In cella il nipote, fidato segretario del boss

Il suo codice era il numero 123. Smistava i pizzini, curava gli spostamenti dello zio e teneva i contatti con il medico, il numero 60

Mariateresa Conti

da Palermo

In codice era il numero 123. Nella sostanza, un «segretario particolare», la persona che smistava i «pizzini» con cui Provenzano per anni ha comandato senza problemi un'organizzazione complessa qual è Cosa nostra. Insomma, un factotum. Un factotum fidatissimo, tanto più che del superboss inafferrabile per 43 anni è anche parente stretto, il figlio della sorella.
Torna in carcere con l'accusa di associazione mafiosa Carmelo Gariffo, 47 anni, nipote prediletto di Bernardo Provenzano. Le manette sono scattate all'alba di ieri, nell'abitazione di Corleone dell'uomo, sulla base degli elementi raccolti dopo l'arresto del superboss, lo scorso 11 aprile. Ad incastrare Gariffo, i «pizzini» trovati nel covo del superboss, una vera miniera una volta interpretato il codice con cui Provenzano indicava, con appositi numeri, le persone. Gariffo era appunto il 123, e di «pizzini» a lui diretti o suoi ne sono stati trovati parecchi. E di vario genere. Da uno si evince che il 20 aprile il boss avrebbe dovuto sottoporsi ad un controllo medico, in un luogo diverso dal covo di Montagna dei Cavalli, controllo saltato a causa dell'arresto, nove giorni prima. Da un altro «pizzino» si comprende che il numero 60 deve essere un medico o un infermiere, visto che sprona il superboss a curarsi, dando la sua disponibilità ad andare a fare un prelievo a domicilio al superlatitante. Il numero 5, invece, dovrebbe essere l'autista di Provenzano, l'uomo cui il superboss si affidava per i suoi spostamenti in auto. Gariffo si sarebbe occupato anche delle questioni familiari: sempre dai «pizzini» emerge infatti che ha fatto da tramite in una diatriba tra Bernardo Provenzano e il fratello Simone, e che è stato lui ad occuparsi del viaggio a Marsiglia di Bernardo Provenzano per l'operazione alla prostata. A Gariffo è stato inoltre sequestrato un computer nascosto in un ufficio segreto a sua disposizione. Un pc che, si spera, potrà dire molto sugli affari di Provenzano.
Una vecchia conoscenza, per gli inquirenti, Carmelo Gariffo.
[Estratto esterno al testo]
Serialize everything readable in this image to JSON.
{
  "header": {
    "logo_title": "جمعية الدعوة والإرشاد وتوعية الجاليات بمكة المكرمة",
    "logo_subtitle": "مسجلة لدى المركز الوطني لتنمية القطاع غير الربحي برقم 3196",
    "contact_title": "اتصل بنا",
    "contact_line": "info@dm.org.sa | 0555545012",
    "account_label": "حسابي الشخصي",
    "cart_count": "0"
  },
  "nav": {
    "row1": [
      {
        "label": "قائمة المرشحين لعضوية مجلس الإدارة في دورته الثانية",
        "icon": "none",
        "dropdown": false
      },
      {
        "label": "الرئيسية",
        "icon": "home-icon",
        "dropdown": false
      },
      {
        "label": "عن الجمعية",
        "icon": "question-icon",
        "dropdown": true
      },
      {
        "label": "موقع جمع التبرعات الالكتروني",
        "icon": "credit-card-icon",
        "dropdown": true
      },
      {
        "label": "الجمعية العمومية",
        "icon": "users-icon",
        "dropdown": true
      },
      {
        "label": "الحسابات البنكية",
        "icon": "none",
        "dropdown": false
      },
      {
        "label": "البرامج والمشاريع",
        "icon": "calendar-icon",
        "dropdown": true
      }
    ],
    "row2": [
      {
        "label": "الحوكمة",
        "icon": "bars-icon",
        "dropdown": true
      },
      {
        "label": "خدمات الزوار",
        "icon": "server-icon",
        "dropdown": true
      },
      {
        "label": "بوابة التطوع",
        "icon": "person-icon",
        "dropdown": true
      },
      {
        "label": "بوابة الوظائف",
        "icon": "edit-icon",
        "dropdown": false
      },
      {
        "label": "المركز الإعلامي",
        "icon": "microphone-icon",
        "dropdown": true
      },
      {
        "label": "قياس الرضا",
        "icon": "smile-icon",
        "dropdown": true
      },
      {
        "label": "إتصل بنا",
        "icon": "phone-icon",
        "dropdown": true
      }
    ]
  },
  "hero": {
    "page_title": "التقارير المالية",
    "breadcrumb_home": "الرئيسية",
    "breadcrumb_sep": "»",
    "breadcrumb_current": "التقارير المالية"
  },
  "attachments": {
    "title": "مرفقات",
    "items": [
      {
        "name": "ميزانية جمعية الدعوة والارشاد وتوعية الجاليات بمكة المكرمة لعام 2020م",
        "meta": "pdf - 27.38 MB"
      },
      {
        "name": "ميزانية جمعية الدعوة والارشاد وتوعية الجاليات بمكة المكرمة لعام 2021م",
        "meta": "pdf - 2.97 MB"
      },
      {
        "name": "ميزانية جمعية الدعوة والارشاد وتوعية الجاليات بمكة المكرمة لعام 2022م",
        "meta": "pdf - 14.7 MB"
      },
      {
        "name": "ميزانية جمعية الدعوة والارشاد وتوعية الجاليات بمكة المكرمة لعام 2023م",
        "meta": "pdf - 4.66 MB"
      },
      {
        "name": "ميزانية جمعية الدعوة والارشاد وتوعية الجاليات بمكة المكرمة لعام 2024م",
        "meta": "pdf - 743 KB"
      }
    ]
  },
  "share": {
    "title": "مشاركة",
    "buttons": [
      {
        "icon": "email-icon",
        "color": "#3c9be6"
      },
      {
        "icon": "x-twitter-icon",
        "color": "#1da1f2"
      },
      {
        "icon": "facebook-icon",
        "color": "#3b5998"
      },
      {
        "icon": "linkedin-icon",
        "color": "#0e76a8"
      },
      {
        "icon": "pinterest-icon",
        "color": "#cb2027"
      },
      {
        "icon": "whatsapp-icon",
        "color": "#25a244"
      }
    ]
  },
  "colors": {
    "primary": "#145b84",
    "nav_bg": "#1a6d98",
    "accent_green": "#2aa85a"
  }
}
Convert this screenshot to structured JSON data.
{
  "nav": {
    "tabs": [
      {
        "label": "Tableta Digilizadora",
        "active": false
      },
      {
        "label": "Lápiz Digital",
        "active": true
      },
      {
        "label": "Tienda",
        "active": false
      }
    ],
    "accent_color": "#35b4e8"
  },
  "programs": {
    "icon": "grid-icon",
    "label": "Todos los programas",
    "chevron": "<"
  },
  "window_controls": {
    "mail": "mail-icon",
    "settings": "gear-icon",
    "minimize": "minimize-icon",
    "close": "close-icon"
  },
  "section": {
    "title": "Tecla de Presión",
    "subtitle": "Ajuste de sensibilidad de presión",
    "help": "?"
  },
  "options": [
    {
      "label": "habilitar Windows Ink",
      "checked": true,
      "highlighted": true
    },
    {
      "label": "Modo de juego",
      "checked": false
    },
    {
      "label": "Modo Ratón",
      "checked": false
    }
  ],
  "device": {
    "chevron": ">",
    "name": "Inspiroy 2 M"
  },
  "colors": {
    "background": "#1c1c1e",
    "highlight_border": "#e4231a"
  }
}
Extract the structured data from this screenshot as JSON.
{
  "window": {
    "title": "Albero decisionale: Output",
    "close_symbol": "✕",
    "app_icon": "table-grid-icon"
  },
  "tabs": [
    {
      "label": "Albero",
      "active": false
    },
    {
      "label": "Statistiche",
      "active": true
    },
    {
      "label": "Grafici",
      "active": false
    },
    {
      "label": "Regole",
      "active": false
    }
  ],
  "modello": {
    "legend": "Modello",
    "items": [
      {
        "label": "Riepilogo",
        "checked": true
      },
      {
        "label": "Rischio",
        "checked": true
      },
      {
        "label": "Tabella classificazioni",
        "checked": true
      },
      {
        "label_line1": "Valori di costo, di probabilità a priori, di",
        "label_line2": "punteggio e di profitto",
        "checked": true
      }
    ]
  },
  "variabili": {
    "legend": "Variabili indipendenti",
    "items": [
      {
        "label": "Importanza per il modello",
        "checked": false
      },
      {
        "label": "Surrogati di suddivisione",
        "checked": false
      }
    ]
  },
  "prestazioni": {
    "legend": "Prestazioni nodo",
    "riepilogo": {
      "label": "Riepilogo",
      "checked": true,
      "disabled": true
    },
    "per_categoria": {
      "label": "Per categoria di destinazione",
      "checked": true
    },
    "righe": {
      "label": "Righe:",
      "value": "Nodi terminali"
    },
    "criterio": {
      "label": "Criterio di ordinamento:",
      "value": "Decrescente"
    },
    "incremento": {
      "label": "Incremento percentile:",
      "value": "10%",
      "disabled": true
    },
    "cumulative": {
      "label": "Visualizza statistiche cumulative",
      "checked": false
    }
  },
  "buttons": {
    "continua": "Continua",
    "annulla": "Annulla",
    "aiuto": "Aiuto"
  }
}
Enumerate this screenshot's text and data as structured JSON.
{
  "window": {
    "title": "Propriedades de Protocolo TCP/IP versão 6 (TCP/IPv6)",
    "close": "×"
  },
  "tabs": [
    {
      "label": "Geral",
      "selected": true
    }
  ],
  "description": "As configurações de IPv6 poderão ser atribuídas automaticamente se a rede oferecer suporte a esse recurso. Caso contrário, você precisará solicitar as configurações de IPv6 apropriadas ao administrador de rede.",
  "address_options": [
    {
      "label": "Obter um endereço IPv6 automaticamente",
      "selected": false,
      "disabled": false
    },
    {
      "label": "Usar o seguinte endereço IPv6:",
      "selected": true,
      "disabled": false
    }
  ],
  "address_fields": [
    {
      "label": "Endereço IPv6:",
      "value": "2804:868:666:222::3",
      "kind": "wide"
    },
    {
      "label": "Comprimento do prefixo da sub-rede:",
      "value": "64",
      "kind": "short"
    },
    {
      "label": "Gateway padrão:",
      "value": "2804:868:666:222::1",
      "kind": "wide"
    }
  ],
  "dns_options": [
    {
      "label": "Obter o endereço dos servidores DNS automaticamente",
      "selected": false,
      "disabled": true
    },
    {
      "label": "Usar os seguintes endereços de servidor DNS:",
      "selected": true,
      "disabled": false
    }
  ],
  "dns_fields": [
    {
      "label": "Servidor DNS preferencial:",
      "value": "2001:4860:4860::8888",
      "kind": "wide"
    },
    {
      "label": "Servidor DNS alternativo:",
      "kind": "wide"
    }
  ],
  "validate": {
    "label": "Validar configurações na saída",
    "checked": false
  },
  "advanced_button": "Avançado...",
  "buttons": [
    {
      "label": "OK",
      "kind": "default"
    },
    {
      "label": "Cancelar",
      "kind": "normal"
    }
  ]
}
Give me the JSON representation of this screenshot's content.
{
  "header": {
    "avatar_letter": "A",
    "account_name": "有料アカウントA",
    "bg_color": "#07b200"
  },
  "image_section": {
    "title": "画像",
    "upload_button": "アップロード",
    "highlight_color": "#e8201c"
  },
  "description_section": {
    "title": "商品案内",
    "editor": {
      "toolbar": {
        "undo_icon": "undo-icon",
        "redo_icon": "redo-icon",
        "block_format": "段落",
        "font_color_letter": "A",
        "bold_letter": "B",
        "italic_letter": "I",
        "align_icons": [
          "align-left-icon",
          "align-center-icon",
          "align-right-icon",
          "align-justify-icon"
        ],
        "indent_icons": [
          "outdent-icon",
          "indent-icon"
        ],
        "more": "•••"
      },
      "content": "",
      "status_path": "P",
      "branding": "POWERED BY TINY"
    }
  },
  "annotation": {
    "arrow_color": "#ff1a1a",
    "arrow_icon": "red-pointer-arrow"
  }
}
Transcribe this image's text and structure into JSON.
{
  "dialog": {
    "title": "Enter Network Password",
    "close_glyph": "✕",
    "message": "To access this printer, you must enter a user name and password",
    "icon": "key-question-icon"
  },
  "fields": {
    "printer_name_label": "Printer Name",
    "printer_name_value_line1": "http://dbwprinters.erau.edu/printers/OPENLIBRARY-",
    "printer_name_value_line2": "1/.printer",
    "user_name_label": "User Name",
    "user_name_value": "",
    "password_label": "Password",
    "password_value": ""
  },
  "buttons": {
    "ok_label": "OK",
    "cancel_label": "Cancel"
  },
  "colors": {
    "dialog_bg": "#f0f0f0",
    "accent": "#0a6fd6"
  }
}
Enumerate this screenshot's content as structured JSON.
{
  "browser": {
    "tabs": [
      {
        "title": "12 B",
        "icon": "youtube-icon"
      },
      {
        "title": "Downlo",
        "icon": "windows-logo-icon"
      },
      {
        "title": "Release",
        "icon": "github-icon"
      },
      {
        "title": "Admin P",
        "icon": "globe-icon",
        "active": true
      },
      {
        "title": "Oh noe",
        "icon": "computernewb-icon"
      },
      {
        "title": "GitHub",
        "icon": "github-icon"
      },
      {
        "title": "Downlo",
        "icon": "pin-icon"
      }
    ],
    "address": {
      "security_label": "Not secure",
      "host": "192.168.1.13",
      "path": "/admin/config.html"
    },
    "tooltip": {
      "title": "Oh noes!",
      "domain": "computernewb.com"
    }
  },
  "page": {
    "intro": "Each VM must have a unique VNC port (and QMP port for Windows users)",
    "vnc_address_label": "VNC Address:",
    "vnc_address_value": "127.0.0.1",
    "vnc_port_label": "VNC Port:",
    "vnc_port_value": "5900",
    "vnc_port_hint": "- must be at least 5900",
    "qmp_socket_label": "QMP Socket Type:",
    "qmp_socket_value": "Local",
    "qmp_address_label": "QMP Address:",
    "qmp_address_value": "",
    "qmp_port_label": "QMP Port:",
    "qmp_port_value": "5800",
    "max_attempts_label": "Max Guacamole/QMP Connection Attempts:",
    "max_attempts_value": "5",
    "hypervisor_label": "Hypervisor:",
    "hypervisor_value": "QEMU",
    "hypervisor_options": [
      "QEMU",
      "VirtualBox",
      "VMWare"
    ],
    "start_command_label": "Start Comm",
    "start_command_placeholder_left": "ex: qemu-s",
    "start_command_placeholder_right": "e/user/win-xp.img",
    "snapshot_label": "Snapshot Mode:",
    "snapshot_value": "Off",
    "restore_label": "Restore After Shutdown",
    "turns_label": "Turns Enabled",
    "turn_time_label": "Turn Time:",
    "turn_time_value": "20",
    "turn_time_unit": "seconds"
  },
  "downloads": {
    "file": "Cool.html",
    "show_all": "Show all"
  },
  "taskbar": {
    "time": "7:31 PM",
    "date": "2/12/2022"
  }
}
Con l'accusa di avere riciclato i soldi dello zio - all'epoca latitante - ha già scontato otto anni di reclusione. Tra l'altro, è il suocero di Giuseppe Lo Bue, il collega di lavoro di Angelo Provenzano arrestato insieme col padre per favoreggiamento al superboss. E proprio sui precedenti penali di Gariffo si innesta una polemica politica: quella tra il presidente della Regione Sicilia, Salvatore Cuffaro, e l'ex sindaco di Corleone, il diessino Pippo Cipriani. Sui presunti legami tra la sinistra e Gariffo, Cuffaro è andato giù duro: «Carmelo Gariffo - rileva Cuffaro - era socio di una cooperativa, denominata Millennium, che a Corleone, negli anni in cui era sindaco Giuseppe Cipriani, esponente di spicco dei Ds e altro gran teorico dell'antimafia - si occupava della raccolta dei rifiuti. Con un contratto, neanche a dirlo, siglato tra la stessa cooperativa Millennium e quell'amministrazione comunale. I rapporti tra la famiglia Gariffo e l'amministrazione comunale di Corleone dell'epoca dovevano essere piuttosto saldi, se è vero che si contano ben 12 contratti, firmati sempre dall'allora sindaco Cipriani, con la Edil Gamma, società riconducibile al fratello di Carmelo Gariffo, Michele Arcangelo». Pronta la replica di Cipriani: «Gariffo entrò come socio nella cooperativa Millennium quando non ero più sindaco a Corleone.

Anzi, come opposizione, facemmo una battaglia per fare sciogliere la cooperativa». Ma il Governatore controreplica: «Cipriani si arrampica sugli specchi. Non spiega perché ha firmato ben 12 contratti con la Edil Gamma, riconducibile a Michele Arcangelo Gariffo, fratello di Carmelo Gariffo».